Date: Wednesday, May 24th, 2023
9:00 am – 10:00 am Pacific Time
12:00 pm – 1:00 pm Eastern Time
Location: Weekly Seminar, Zoom
Title: Algorithmic Decision-Making under Incentives: Apple Tasting Feedback and Multiclass Learnability
Algorithmic systems have recently been used to aid in or automate decision-making in high-stakes domains in order to, e.g. improve efficiency or reduce human bias. When subjugated to decision-making in these settings, decision-subjects (or agents) have an incentive to strategically modify their observable attributes in order to appear more qualified. Moreover, in many domains of interest (e.g. lending and hiring), the decision-maker only observes feedback if they assign a positive decision to an agent; this type of feedback is often referred to as apple tasting (or one-sided) feedback.
In the first part of the talk, we examine the effects of apple tasting feedback in the online (binary) strategic classification setting. We provide several algorithms which achieve sublinear regret with respect to the best fix policy in hindsight if the agents were truthful (i.e. non-strategic). We also show how our results may be easily adapted to the setting where the decision-maker receives bandit feedback.
Next, we shift our focus to the multiclass extension of strategic classification. Despite being well-motivated in settings such as e-commerce and medical domains, the multiclass version of the problem has received relatively little attention in the current literature on classification under incentives. Perhaps somewhat surprisingly, we show that unlike in the binary setting, strategyproof multiclass classification is generally not possible, even when full feedback is observed.
This talk is based on joint work with Anish Agarwal, Chara Podimata, and Steven Wu.
Keegan is a Ph.D. student in the School of Computer Science at Carnegie Mellon University.

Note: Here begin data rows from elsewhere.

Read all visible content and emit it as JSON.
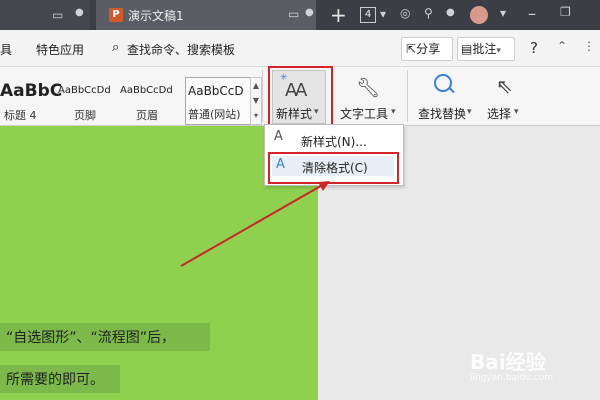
{
  "titlebar": {
    "tab_title": "演示文稿1",
    "tab_icon_letter": "P",
    "plus": "+",
    "tab_count": "4"
  },
  "menubar": {
    "left_partial": "具",
    "special_apps": "特色应用",
    "search_label": "查找命令、搜索模板",
    "share_label": "分享",
    "comment_label": "批注",
    "help": "?"
  },
  "styles_gallery": {
    "items": [
      {
        "sample": "AaBbC",
        "label": "标题 4"
      },
      {
        "sample": "AaBbCcDd",
        "label": "页脚"
      },
      {
        "sample": "AaBbCcDd",
        "label": "页眉"
      },
      {
        "sample": "AaBbCcD",
        "label": "普通(网站)"
      }
    ]
  },
  "ribbon": {
    "new_style_label": "新样式",
    "text_tools_label": "文字工具",
    "find_replace_label": "查找替换",
    "select_label": "选择"
  },
  "dropdown": {
    "new_style_item": "新样式(N)...",
    "clear_format_item": "清除格式(C)"
  },
  "document": {
    "line1": "“自选图形”、“流程图”后，",
    "line2": "所需要的即可。"
  },
  "watermark": {
    "brand": "Bai经验",
    "url": "jingyan.baidu.com"
  },
  "colors": {
    "doc_background": "#8fd14f",
    "highlight_box": "#d4242a",
    "arrow": "#c8282a",
    "titlebar": "#3b3f45"
  }
}
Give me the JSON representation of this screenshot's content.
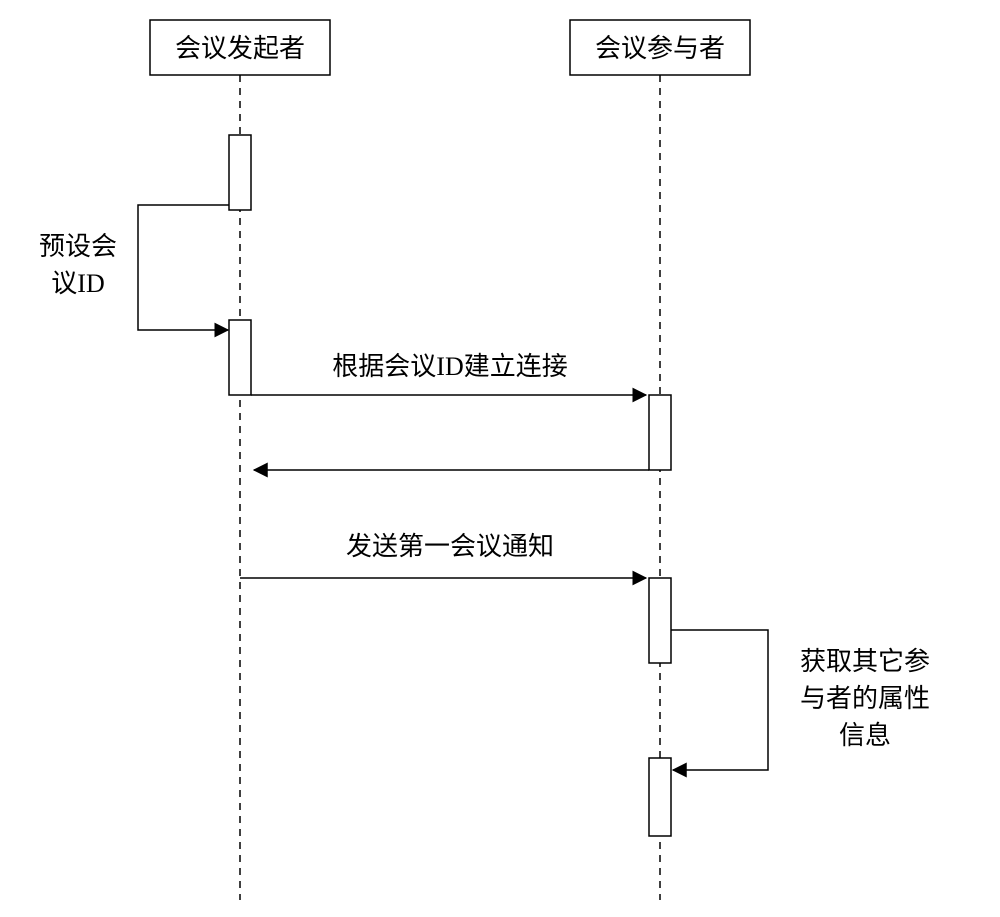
{
  "chart_data": {
    "type": "sequence-diagram",
    "lifelines": [
      {
        "id": "initiator",
        "label": "会议发起者"
      },
      {
        "id": "participant",
        "label": "会议参与者"
      }
    ],
    "messages": [
      {
        "from": "initiator",
        "to": "initiator",
        "label": "预设会议ID",
        "kind": "self"
      },
      {
        "from": "initiator",
        "to": "participant",
        "label": "根据会议ID建立连接",
        "kind": "call"
      },
      {
        "from": "participant",
        "to": "initiator",
        "label": "",
        "kind": "return"
      },
      {
        "from": "initiator",
        "to": "participant",
        "label": "发送第一会议通知",
        "kind": "call"
      },
      {
        "from": "participant",
        "to": "participant",
        "label": "获取其它参与者的属性信息",
        "kind": "self"
      }
    ]
  },
  "lifeline_initiator": "会议发起者",
  "lifeline_participant": "会议参与者",
  "self_msg_line1": "预设会",
  "self_msg_line2": "议ID",
  "msg_connect": "根据会议ID建立连接",
  "msg_notify": "发送第一会议通知",
  "self2_line1": "获取其它参",
  "self2_line2": "与者的属性",
  "self2_line3": "信息"
}
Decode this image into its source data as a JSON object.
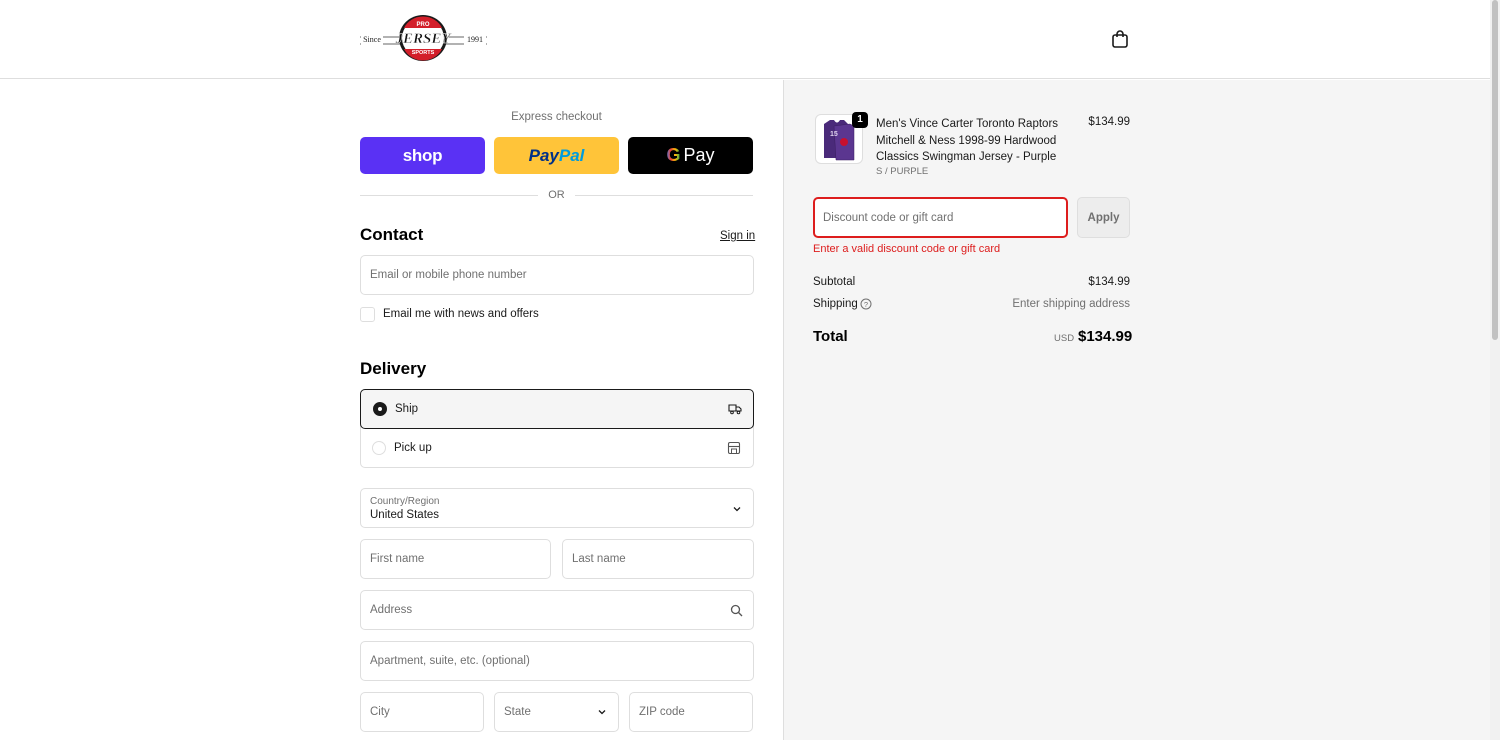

His research interests span machine learning, algorithmic game theory, econometrics, and their various intersections. He is advised by Nina Balcan and Steven Wu, and supported by the NDSEG Fellowship. Previously, he received a M.S. in Machine Learning from Carnegie Mellon University, a B.S. in Computer Science from Penn State University, and a B.S. in Physics from Penn State University.